Nota: pontuação média prevista para numeramento para indivíduos de baixa, média e alta escolaridade parental (PEB), por nível de desigualdade na época em que tinham cerca de 14 anos de idade. PEB baixo: nenhum dos pais concluiu o ensino médio; PEB médio: pelo menos um dos pais concluiu o ensino médio e pós-secundário, não superior; PEB alto: pelo menos um dos pais atingiu o ensino superior. As linhas representam as probabilidades da linha de base para cada grupo, as barras indicam intervalos de confiança de 95%. Os valores do coeficiente de Gini no eixo X representam percentis da distribuição subjacente nos índices de desigualdade, em particular o 25º (0,257), a mediana (0,287) e o 75º (0,317).

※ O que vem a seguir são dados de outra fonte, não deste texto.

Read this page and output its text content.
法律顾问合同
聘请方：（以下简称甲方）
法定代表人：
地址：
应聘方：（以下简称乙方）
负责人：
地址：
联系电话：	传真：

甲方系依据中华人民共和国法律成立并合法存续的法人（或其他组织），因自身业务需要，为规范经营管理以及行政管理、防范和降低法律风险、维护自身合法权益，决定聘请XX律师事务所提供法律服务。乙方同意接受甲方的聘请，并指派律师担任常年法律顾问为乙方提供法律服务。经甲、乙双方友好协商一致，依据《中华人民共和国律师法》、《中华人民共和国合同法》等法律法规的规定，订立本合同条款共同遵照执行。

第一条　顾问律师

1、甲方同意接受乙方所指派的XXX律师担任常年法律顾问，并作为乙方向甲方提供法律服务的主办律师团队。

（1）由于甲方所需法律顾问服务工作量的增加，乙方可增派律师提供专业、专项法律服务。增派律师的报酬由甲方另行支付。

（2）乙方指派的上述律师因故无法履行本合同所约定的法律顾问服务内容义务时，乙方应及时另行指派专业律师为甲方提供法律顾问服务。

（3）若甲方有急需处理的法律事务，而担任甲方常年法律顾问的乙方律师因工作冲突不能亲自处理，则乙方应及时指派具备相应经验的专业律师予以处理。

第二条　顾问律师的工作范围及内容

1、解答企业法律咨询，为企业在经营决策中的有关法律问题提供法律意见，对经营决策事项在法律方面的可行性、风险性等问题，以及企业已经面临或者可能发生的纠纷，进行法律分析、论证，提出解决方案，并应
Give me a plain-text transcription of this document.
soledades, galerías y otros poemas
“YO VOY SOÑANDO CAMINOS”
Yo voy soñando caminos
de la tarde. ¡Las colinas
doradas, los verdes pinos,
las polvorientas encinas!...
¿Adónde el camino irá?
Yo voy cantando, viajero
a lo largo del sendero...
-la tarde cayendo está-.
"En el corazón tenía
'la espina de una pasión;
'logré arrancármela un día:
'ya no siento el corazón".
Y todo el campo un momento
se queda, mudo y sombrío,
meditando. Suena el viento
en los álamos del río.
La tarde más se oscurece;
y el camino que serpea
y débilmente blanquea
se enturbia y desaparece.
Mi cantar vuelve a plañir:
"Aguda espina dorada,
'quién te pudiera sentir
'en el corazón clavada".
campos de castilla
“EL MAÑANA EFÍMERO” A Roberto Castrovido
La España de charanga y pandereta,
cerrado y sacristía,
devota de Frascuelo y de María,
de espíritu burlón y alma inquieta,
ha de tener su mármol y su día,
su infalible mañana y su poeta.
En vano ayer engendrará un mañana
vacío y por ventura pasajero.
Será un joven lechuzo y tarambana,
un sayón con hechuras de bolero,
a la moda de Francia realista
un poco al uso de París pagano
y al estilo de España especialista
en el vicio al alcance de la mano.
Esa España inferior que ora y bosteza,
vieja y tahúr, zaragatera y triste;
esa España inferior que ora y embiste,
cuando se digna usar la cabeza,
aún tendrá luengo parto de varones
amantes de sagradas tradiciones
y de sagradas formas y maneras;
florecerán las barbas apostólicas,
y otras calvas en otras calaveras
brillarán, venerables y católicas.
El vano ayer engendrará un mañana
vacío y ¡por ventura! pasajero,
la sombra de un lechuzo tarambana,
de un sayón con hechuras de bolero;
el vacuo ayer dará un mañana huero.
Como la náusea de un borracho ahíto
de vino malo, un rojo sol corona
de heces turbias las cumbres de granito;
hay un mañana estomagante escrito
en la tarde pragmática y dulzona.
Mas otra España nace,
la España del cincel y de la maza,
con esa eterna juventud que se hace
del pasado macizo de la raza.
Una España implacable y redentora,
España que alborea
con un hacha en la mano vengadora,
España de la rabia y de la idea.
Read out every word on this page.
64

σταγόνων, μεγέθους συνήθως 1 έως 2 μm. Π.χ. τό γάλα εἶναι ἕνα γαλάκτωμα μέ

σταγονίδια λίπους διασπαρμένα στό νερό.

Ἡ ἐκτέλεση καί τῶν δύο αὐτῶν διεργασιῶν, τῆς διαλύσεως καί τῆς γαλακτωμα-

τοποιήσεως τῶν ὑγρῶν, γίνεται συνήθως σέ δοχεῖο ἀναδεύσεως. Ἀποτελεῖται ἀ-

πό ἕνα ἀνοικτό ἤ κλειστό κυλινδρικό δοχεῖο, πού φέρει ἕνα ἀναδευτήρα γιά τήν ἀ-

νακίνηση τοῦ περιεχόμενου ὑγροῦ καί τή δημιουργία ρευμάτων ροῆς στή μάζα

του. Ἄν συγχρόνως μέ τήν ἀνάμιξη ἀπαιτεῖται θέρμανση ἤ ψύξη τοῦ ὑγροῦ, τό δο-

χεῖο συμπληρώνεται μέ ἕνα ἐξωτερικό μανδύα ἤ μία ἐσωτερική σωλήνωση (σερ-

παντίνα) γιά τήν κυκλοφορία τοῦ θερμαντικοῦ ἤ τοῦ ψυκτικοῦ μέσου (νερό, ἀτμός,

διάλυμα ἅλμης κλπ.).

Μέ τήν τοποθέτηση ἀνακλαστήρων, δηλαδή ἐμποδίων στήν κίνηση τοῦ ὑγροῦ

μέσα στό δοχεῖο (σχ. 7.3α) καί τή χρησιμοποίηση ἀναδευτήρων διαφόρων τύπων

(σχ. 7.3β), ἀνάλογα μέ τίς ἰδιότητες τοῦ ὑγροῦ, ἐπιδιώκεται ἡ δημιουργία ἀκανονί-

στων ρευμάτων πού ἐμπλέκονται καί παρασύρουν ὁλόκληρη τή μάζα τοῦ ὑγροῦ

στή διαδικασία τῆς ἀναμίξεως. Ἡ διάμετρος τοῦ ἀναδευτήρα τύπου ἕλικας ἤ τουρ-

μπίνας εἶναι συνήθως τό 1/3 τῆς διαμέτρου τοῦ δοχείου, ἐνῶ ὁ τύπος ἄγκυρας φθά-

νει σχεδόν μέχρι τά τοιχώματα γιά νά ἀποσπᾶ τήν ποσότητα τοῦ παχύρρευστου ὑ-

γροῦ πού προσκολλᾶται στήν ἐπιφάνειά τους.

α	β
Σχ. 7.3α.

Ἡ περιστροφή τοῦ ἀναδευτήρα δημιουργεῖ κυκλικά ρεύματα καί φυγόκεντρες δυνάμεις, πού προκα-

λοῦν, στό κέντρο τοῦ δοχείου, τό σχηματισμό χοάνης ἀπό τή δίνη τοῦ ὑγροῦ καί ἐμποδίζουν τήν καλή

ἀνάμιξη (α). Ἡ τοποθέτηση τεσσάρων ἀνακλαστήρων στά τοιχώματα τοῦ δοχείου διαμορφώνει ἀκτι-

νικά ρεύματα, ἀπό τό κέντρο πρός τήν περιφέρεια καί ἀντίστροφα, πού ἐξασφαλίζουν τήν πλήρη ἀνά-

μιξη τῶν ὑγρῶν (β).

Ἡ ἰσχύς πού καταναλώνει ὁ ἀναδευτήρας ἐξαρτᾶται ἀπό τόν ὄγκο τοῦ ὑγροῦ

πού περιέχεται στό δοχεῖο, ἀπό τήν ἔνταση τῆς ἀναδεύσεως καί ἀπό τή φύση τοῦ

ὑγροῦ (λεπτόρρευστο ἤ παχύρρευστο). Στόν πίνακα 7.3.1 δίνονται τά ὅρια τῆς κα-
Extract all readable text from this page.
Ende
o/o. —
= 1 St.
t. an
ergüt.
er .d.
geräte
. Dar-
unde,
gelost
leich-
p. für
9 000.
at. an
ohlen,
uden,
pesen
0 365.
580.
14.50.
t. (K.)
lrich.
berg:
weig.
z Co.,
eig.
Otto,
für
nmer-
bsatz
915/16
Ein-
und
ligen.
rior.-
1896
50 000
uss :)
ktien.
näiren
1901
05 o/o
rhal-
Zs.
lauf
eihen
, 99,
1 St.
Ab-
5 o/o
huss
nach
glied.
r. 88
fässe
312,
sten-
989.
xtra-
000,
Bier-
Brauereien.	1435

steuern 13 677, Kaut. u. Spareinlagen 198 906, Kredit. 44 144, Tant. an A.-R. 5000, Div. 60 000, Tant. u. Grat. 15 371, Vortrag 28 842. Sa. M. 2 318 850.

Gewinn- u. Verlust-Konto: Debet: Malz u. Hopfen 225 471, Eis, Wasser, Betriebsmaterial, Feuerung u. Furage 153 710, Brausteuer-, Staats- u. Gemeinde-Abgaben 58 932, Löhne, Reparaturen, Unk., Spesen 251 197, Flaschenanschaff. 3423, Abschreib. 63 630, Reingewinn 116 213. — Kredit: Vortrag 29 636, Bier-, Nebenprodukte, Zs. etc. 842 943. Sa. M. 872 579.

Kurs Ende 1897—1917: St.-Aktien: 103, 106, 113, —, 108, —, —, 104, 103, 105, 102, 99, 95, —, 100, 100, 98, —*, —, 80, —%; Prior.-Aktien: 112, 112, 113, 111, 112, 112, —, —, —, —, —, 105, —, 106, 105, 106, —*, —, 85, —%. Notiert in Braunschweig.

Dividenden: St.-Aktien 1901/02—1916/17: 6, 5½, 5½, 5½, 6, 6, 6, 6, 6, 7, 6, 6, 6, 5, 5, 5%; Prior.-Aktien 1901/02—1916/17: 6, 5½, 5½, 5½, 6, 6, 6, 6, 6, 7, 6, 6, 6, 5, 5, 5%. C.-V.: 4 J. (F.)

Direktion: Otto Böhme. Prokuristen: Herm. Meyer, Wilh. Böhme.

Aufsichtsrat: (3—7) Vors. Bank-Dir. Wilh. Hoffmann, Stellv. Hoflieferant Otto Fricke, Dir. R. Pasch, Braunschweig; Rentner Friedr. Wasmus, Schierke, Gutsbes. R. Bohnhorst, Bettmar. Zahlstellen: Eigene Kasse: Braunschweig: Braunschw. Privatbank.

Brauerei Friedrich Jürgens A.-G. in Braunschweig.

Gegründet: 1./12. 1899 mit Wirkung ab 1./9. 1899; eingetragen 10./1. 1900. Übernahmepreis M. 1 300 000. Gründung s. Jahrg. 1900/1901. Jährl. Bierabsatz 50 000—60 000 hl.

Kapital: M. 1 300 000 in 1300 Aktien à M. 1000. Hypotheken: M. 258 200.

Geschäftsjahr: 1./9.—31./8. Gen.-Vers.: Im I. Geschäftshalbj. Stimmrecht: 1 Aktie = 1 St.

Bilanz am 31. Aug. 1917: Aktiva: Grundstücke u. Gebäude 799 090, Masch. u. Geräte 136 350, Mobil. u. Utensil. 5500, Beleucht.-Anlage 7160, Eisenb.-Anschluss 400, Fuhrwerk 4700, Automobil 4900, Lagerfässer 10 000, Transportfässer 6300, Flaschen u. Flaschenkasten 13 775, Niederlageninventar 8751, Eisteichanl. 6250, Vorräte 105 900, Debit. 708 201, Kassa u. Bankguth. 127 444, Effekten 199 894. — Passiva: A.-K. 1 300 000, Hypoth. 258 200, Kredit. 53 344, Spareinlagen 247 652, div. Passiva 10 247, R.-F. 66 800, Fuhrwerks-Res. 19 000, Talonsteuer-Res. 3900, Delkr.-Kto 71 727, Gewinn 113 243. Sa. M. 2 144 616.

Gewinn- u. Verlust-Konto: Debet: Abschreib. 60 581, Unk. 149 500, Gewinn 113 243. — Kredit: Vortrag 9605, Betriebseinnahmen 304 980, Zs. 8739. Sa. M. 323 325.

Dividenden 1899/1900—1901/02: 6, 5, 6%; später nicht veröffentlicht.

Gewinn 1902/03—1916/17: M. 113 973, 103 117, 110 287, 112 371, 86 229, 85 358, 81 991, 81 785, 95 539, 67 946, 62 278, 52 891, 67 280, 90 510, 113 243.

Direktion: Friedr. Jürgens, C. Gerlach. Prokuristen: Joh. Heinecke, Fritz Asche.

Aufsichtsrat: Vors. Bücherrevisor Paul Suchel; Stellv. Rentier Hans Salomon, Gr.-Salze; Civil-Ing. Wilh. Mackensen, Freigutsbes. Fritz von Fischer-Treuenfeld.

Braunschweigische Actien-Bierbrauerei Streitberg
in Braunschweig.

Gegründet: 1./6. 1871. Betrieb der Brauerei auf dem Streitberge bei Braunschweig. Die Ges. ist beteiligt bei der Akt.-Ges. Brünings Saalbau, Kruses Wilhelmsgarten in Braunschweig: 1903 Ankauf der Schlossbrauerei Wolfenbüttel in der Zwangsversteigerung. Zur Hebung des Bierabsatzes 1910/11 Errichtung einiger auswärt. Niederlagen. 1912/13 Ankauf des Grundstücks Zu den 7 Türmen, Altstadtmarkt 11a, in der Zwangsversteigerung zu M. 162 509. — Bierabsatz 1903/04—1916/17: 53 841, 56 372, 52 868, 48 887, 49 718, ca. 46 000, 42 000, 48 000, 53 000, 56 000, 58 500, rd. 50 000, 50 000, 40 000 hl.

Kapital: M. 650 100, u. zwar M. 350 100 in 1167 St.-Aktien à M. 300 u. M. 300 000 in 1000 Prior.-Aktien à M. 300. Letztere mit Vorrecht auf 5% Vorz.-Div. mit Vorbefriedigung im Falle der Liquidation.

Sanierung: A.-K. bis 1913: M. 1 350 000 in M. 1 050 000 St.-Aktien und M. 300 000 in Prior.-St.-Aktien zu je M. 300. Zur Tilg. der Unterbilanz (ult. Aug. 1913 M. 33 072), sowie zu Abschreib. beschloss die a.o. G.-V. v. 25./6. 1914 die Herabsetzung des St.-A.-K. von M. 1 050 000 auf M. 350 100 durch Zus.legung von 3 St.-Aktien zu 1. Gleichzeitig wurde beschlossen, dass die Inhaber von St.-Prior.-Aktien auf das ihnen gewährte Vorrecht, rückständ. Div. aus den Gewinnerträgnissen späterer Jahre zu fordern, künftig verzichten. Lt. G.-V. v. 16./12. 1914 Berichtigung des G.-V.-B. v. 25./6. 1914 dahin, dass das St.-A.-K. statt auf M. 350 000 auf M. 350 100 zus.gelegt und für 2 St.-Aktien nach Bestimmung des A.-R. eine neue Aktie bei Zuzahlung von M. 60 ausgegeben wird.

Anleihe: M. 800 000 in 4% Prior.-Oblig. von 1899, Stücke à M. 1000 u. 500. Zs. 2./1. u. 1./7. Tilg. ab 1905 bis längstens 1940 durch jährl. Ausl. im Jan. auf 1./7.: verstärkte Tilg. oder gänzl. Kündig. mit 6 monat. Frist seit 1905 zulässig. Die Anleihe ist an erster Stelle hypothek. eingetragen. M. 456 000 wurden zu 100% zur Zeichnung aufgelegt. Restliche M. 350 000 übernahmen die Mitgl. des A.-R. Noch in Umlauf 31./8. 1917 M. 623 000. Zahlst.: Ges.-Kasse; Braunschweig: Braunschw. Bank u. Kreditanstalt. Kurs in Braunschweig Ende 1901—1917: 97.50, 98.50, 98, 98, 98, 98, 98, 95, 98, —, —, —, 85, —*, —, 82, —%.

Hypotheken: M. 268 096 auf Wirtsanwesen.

Como a política pública pode responder?
A evidência de que a tendência de aumento da desigualdade de renda reduziu o crescimento em muitos países da OCDE tem consequências políticas significativas. Em particular, desafia a visão de que os formuladores de políticas necessariamente têm que lidar com o trade-off entre promover o crescimento e enfrentar a desigualdade. Embora o trabalho anterior da OCDE tenha mostrado claramente que os benefícios do crescimento não se espalham automaticamente pela sociedade, as novas evidências fecham o círculo ao sugerir que a desigualdade também é importante para o crescimento. As políticas que ajudam a limitar ou reverter a desigualdade podem não apenas tornar as sociedades menos injustas, mas também mais ricas.
Não é apenas a pobreza ou a renda dos 10% mais pobres da população que impede o crescimento. Em vez disso, os formuladores de políticas precisam se preocupar com como os 40% mais pobres se saem em geral. Isso inclui as classes médias baixas vulneráveis que correm o risco de não se beneficiar e contribuir para a recuperação e o crescimento futuro. Os programas de combate à pobreza não serão suficientes. Não apenas as transferências monetárias, mas também o aumento do acesso aos serviços públicos, como educação, treinamento e saúde de alta qualidade, constituem investimento social para criar maior igualdade de oportunidades no longo prazo.
A política pública também precisa enfrentar o legado histórico de subinvestimento pelos grupos de baixa renda na educação formal. As estratégias para fomentar o desenvolvimento de competências devem incluir treinamento e educação profissional aprimorados para os menos qualificados, durante toda sua vida de trabalho.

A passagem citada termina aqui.